Solution de SEEQC : puces de contrôle supraconductrices intégrées
L’innovation de SEEQC résout ce goulot d’étranglement. Ils ont développé une puce intégrant des qubits supraconducteurs à un circuit de contrôle supraconducteur conventionnel. Cette conception élimine le besoin de composants à température ambiante encombrants et énergivores qui dominent actuellement l’architecture des ordinateurs quantiques.
Les principaux avantages incluent :
- Chaleur réduite : En gardant tous les composants dans le même environnement cryogénique, le système minimise les interférences thermiques externes.
- Efficacité énergétique : La puce de contrôle supraconductrice fonctionne à une fraction de la puissance requise par les alternatives conventionnelles, améliorant potentiellement l’efficacité énergétique d’un facteur d’un milliard.

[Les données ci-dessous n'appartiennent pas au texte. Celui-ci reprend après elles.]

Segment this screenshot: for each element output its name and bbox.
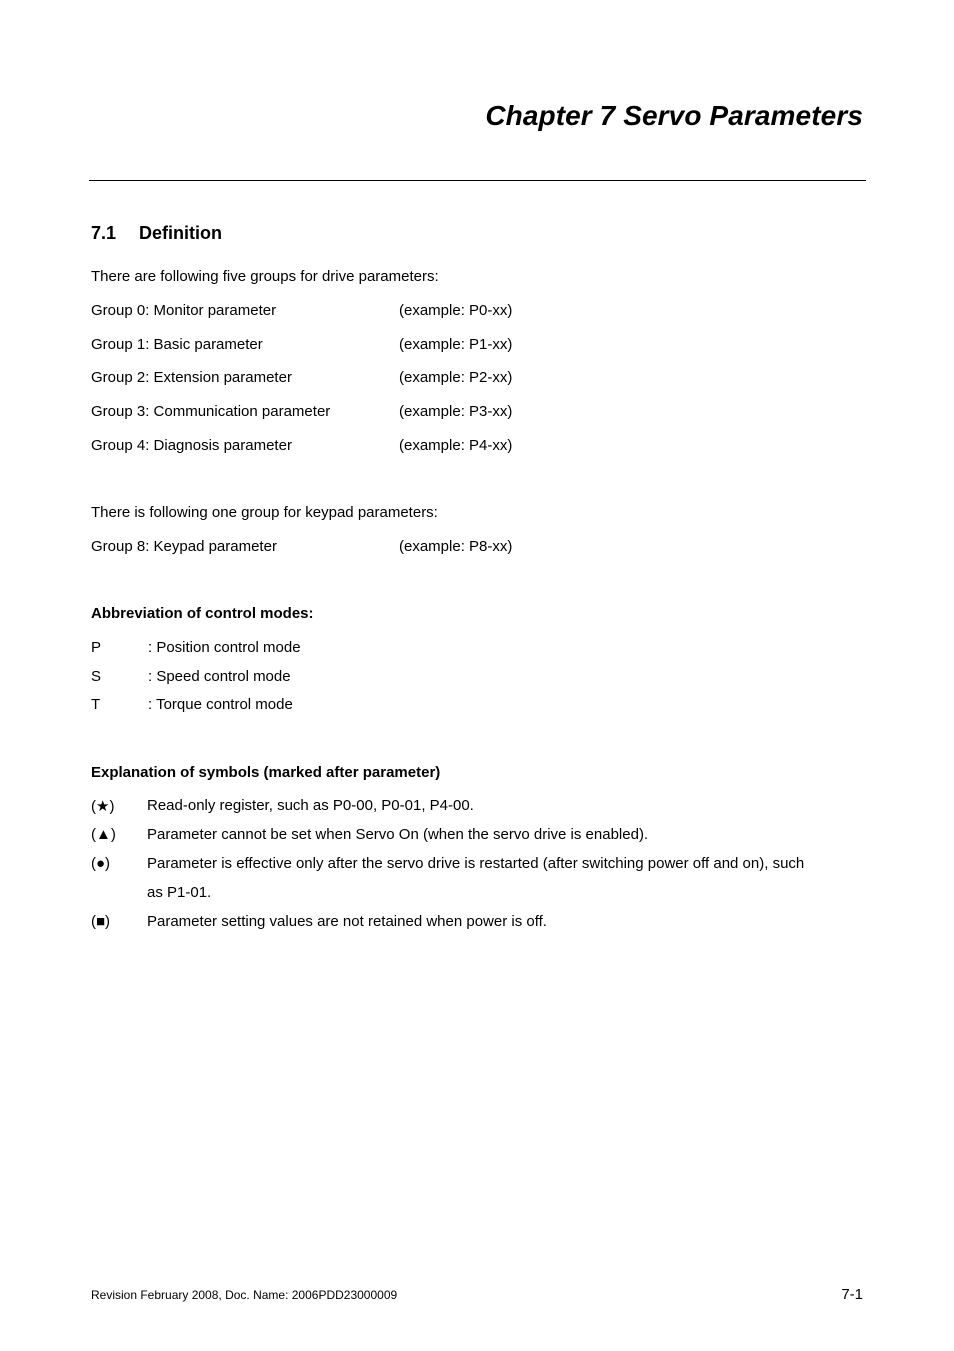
mode-desc: : Torque control mode	[148, 696, 293, 713]
footer-revision: Revision February 2008, Doc. Name: 2006PDD23000009	[91, 1288, 398, 1302]
section-number: 7.1	[91, 223, 117, 243]
footer-page-number: 7-1	[841, 1286, 863, 1303]
chapter-title: Chapter 7 Servo Parameters	[485, 100, 863, 131]
group-example: (example: P4-xx)	[399, 437, 513, 454]
header-divider	[89, 180, 866, 181]
mode-letter: T	[91, 696, 101, 713]
control-modes-heading: Abbreviation of control modes:	[91, 605, 314, 622]
mode-row	[91, 639, 301, 656]
group-name: Group 0: Monitor parameter	[91, 302, 277, 319]
group-example: (example: P8-xx)	[399, 538, 513, 555]
symbol-desc: Parameter is effective only after the servo drive is restarted (after switching power off and on), such	[147, 855, 805, 872]
group-row	[91, 538, 513, 555]
group-row	[91, 302, 513, 319]
symbol-desc: Parameter cannot be set when Servo On (when the servo drive is enabled).	[147, 826, 649, 843]
symbol-desc-continued: as P1-01.	[147, 884, 212, 901]
mode-desc: : Position control mode	[148, 639, 301, 656]
symbol-desc: Read-only register, such as P0-00, P0-01, P4-00.	[147, 797, 474, 814]
group-row	[91, 437, 513, 454]
square-icon: (■)	[91, 913, 111, 930]
mode-row	[91, 696, 293, 713]
drive-groups-intro: There are following five groups for drive parameters:	[91, 268, 439, 285]
circle-icon: (●)	[91, 855, 111, 872]
symbol-desc: Parameter setting values are not retained when power is off.	[147, 913, 547, 930]
mode-letter: S	[91, 668, 102, 685]
group-name: Group 2: Extension parameter	[91, 369, 292, 386]
section-title: Definition	[139, 223, 222, 243]
group-name: Group 3: Communication parameter	[91, 403, 331, 420]
mode-letter: P	[91, 639, 102, 656]
group-example: (example: P3-xx)	[399, 403, 513, 420]
group-row	[91, 369, 513, 386]
group-row	[91, 336, 513, 353]
mode-desc: : Speed control mode	[148, 668, 291, 685]
group-name: Group 8: Keypad parameter	[91, 538, 277, 555]
group-row	[91, 403, 513, 420]
triangle-icon: (▲)	[91, 826, 116, 843]
group-name: Group 1: Basic parameter	[91, 336, 263, 353]
mode-row	[91, 668, 291, 685]
star-icon: (★)	[91, 798, 115, 815]
group-name: Group 4: Diagnosis parameter	[91, 437, 292, 454]
group-example: (example: P1-xx)	[399, 336, 513, 353]
keypad-groups-intro: There is following one group for keypad parameters:	[91, 504, 438, 521]
group-example: (example: P0-xx)	[399, 302, 513, 319]
symbols-heading: Explanation of symbols (marked after parameter)	[91, 764, 441, 781]
section-heading	[91, 223, 222, 244]
group-example: (example: P2-xx)	[399, 369, 513, 386]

- Architecture simplifiée : La conception intégrée réduit la complexité du câblage et les retards de signal, améliorant ainsi le contrôle des qubits et la correction des erreurs.
Le chemin à parcourir
SEEQC teste actuellement ses puces avec différentes conceptions de qubits, montrant des premiers résultats prometteurs. Cependant, la mise à l’échelle des machines d’un million de qubits envisagées par des chercheurs comme David DiVincenzo reste un défi de taille. L’entreprise s’attaque également à des problèmes de physique fondamentaux, tels que la prévention des vortex quantiques de perturber les performances des qubits.
À terme, la renaissance de la technologie supraconductrice des années 1980 pourrait redéfinir l’avenir de l’informatique quantique. En rationalisant l’architecture et en maximisant l’efficacité, l’approche de SEEQC ouvre la voie vers des systèmes quantiques plus puissants, évolutifs et durables.